Altitude sickness in the Himalayas can affect even the most seasoned climbers and trekkers. In its most severe forms, it is a life-threatening illness and must be treated immediately by descending to a lower altitude. Flying to Lukla or Lhasa (in Tibet) brings travelers to high altitudes with no time for their bodies to adjust. Physical training or fitness has no impact on altitude sickness susceptibility. Anyone displaying symptoms should immediately descend to a lower altitude and seek medical assistance. For more information, please refer to OSAC’s Report “Traveling in High Altitude.”

Diarrhea and other gastro-intestinal ailments are the most common problems for travelers, especially during the summer monsoon months. Diarrhea is rarely life-threatening. However, if symptoms persist or if you have special health concerns, you should contact a medical professional. Following the below tips should help prevent gastro-intestinal problems:

  • Avoid buying food/beverages from street vendors or other unhygienic establishments.

  • Avoid eating raw/undercooked meat/seafood.

  • Avoid eating raw fruits/vegetables, unless they have a thick peel and you have peeled them yourself.

  • Drink bottled carbonated beverages or water that you are sure has been boiled/treated with iodine/chlorine. Be aware that water bottles in remote locations are sometimes refilled with tap/stream water. Make sure the seal on the bottle is intact before you open it. For more information, please refer to OSAC’s Report, “I’m Drinking What in My Water?.”

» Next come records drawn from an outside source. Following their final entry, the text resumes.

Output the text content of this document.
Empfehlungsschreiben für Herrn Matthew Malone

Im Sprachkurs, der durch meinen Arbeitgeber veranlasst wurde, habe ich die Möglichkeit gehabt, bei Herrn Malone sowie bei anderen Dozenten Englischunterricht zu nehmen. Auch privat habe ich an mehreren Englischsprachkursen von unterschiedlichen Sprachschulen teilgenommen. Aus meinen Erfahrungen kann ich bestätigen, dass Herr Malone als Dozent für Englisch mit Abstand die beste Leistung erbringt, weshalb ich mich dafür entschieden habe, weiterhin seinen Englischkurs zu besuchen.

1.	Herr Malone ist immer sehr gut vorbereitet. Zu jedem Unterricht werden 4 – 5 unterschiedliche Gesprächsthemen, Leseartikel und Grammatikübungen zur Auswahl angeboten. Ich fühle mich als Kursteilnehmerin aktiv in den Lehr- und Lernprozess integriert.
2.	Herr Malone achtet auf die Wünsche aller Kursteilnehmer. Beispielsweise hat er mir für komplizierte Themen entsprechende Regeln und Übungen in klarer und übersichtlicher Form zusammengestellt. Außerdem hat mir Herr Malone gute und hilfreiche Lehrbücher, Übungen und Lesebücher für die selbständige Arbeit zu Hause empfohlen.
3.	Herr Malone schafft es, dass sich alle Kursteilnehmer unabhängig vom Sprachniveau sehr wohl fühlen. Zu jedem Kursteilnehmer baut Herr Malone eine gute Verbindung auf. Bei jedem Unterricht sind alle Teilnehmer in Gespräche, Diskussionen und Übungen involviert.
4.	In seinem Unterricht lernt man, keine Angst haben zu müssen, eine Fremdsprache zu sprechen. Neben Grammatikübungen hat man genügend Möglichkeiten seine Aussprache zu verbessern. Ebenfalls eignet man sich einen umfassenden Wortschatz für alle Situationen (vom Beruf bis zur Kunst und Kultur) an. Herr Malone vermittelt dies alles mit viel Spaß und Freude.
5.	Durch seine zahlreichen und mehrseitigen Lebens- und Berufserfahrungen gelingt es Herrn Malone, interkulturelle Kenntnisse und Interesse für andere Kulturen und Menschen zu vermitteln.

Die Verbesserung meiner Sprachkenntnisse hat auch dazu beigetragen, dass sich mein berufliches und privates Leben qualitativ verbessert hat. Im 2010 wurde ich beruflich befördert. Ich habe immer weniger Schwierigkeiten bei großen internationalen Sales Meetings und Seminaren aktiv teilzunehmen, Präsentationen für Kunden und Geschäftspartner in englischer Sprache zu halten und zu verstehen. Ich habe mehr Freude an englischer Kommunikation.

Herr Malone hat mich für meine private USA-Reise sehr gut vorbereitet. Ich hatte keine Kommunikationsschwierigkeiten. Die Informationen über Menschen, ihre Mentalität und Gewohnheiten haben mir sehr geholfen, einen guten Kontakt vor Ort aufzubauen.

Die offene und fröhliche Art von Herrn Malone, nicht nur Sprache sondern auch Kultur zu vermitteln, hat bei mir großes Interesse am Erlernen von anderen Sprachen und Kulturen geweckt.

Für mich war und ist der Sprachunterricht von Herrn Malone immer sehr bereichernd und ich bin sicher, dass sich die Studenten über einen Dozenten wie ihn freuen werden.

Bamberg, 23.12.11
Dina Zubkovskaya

The CDC offers additional information on vaccines and health guidance for Nepal.

OSAC Country Council Information

Nepal’s OSAC Country Council meets on an irregular basis. Interested private-sector security managers should contact OSAC’s South and Central Asia team with any questions.

U.S. Embassy Location and Contact Information

Embassy Address and Hours of Operation

Embassy of the United States of America

Maharajgunj, Kathmandu, Nepal

Hours of Operation: 0800-1700

Embassy Contact Numbers

Embassy Operator: 977-1-423-4500

24/7 Marine Security Guard Post One: 977-1-423-7266 or 7269


Embassy Guidance

The U.S. Department of State encourages U.S. citizen travelers to Nepal to enroll in the U.S. Department of State’s “Smart Traveler Enrollment Program” (STEP) prior to their travel. Doing so provides the U.S. Embassy with emergency contact information, and allows travelers to receive emergency and security messages sent to U.S. citizens in Nepal.